Orr’s stories focus on moments of inconclusivity; her characters grapple with a moment, or with the memory of a moment, or with a situation that they can’t, or won’t, process, and the stories, then, play out a snapshot of that struggle without offering much, or anything, in the way of resolution. It’s a very New Yorker-esque trope, in some ways, though there’s a quiet, dark tone – lacking in humour, maybe – here that differentiates Orr’s work from some of the less minimal works that TNY jumps on. Anyway, the point is that these are subtle pieces that don’t wrap neatly up or offer us much in the way of immediate emotional satisfaction. In ‘The Human Circadian Pacemaker’, the partner of a returning astronaut struggles to contend with how they’ve grown apart (played out in his increasingly idiosyncratic sleep patterns and behaviour). In ‘The Lake Shore Limited’, the main character meets, and tentatively, reluctantly, comforts a mourning widow on a train, and it’s only towards the end that we realize he’s fled his dying wife’s bedside; his capacity to open himself to grief is displaced, but not confronted. In ‘Disappearances’, a retired plastic surgeon who has spend his life in Buenos Aires ‘unraveling women’, who has seen them as ‘the sum of their parts’, meets a waitress whose father ‘disappeared’, who sees the narrator as a doctor, a hero, rather than a collaborator with the most powerful; through their limited meetings, he begins to reassess his place in the world, until, of course, she learns the truth, and he is left more alone than before. In ‘The Shallows’, a woman remembers the humiliation, as a teenager, of getting her period on a seaside holiday, of a day on the beach when a young child died in front of her and she didn’t notice – bodily shame and guilt are knotted up in a way that continues long afterwards to contaminate her relationship with herself and others.

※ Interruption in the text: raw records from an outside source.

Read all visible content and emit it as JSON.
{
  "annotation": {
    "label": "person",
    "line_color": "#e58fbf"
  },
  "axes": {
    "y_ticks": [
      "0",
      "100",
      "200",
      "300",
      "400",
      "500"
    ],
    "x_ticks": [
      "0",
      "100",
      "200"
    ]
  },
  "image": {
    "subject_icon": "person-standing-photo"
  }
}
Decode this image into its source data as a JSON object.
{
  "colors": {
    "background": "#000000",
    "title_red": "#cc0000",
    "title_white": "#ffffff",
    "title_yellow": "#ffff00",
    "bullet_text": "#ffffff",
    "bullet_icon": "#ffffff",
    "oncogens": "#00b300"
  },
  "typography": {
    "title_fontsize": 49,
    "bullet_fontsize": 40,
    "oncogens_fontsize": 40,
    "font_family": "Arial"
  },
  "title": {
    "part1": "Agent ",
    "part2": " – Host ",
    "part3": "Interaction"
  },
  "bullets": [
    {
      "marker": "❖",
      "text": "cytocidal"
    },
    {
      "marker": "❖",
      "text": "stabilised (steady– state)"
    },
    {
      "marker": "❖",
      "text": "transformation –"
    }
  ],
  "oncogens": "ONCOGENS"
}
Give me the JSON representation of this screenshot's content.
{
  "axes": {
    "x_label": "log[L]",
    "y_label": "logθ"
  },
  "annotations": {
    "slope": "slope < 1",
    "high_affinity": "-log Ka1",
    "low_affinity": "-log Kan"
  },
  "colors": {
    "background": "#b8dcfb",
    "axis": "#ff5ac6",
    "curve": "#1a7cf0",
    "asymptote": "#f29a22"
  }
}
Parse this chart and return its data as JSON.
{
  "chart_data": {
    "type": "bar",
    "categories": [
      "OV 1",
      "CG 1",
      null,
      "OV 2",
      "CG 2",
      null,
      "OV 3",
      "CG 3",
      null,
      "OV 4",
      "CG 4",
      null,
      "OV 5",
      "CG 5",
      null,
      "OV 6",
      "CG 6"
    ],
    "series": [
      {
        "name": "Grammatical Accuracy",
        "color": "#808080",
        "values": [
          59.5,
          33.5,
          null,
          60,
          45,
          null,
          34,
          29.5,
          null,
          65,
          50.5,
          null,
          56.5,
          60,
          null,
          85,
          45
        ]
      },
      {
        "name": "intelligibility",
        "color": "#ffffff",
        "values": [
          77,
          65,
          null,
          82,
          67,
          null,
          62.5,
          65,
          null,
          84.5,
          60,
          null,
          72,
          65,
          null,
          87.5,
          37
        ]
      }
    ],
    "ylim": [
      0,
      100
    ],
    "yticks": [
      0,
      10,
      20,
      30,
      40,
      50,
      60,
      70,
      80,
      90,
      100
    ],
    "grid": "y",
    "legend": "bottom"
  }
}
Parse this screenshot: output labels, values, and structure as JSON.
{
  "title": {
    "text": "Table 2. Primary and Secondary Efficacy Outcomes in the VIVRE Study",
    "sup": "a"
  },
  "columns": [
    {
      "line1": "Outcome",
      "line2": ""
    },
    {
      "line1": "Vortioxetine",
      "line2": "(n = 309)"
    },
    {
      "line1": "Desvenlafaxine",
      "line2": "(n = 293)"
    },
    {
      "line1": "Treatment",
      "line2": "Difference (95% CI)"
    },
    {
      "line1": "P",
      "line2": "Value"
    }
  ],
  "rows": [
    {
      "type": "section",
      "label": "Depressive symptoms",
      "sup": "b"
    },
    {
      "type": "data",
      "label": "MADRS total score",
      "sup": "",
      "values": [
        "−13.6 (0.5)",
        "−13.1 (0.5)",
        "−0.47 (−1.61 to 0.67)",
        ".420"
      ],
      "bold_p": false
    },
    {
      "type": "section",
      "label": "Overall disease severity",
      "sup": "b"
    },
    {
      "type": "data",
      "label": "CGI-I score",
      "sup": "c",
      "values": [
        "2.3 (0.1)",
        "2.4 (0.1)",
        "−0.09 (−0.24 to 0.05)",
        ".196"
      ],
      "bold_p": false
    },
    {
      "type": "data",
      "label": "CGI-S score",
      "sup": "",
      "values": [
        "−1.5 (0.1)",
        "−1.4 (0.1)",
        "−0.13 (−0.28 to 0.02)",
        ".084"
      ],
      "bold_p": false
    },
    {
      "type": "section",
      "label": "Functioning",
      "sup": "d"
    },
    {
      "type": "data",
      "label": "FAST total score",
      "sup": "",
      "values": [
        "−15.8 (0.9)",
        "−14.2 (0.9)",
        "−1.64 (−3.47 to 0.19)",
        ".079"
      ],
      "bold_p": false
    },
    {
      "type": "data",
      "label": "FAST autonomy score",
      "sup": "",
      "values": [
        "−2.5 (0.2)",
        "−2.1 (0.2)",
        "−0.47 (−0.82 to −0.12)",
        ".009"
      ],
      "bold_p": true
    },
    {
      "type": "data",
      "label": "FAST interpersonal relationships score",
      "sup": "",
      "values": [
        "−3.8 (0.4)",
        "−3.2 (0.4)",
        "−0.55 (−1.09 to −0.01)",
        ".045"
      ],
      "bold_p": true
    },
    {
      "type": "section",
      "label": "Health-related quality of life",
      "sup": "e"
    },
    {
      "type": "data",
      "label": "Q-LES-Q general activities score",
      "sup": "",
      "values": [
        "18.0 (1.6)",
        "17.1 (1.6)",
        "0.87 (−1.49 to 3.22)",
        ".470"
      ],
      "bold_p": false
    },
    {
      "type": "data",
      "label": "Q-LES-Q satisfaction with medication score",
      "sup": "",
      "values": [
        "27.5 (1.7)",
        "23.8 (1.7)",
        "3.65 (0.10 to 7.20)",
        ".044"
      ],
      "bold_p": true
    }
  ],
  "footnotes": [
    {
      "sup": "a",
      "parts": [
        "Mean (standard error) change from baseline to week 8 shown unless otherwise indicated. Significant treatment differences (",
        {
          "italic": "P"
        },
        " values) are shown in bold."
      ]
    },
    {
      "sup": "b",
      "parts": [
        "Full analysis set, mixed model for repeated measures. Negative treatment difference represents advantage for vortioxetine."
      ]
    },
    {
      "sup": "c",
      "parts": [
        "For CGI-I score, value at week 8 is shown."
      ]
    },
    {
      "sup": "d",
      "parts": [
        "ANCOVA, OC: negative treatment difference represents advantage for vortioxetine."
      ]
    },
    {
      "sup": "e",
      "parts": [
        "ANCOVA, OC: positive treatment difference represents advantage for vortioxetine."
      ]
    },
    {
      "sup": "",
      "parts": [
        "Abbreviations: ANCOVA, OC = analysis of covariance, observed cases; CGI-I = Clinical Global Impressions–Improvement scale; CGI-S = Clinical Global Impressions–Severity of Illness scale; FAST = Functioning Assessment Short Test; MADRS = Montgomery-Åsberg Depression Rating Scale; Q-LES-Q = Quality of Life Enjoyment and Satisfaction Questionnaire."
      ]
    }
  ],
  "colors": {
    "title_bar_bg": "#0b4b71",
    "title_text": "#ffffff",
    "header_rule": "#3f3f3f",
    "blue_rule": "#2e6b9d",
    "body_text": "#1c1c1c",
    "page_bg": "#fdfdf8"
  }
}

Amidst the gloom, of course, there is redemption, or, more accurately and tenuously, the possibility of attempting redemption. In ‘Blackout’, a forty year-old man’s slowly degenerating eyesight gets rapidly worse and he starts to recall his childhood friend, Max, who also went blind, and who died – probably killed himself – at fifteen, and whose friendship he had rejected; now, late on, he recognizes that he’ll have to ‘rediscover the world’. In ‘The Ice Cream Song is Strange’, an old businessman hides out on a package trip to a Tokyo hotel, remembers his son, gets drawn, unwillingly, into contact with the other guests, is forced to see himself anew, and isn’t sure he likes it.
It’s an interesting book, and Orr’s skill is evident on each page; the scope of the stories’ relationships, settings, plots, is impressive. It doesn’t feel like a debut; it’s not far off Sarah Hall’s short fiction in terms of surety and diversity. Not all the pieces are equally successful, of course – the shorter ones (‘Rehearsal Room’, ‘Still Life’) felt as if the writer was attempting particular effects rather than fully drawing out an imagined world, and there was a consistent lack of levity that felt (to us, anyway) a little relentless. But that, perhaps, is a matter of taste, and if you like your fiction terse and worrisome, you’re definitely in the right place.
Any Cop?: Yes: Light Box is a very confident collection from a talented writer who’s living up to her early promise.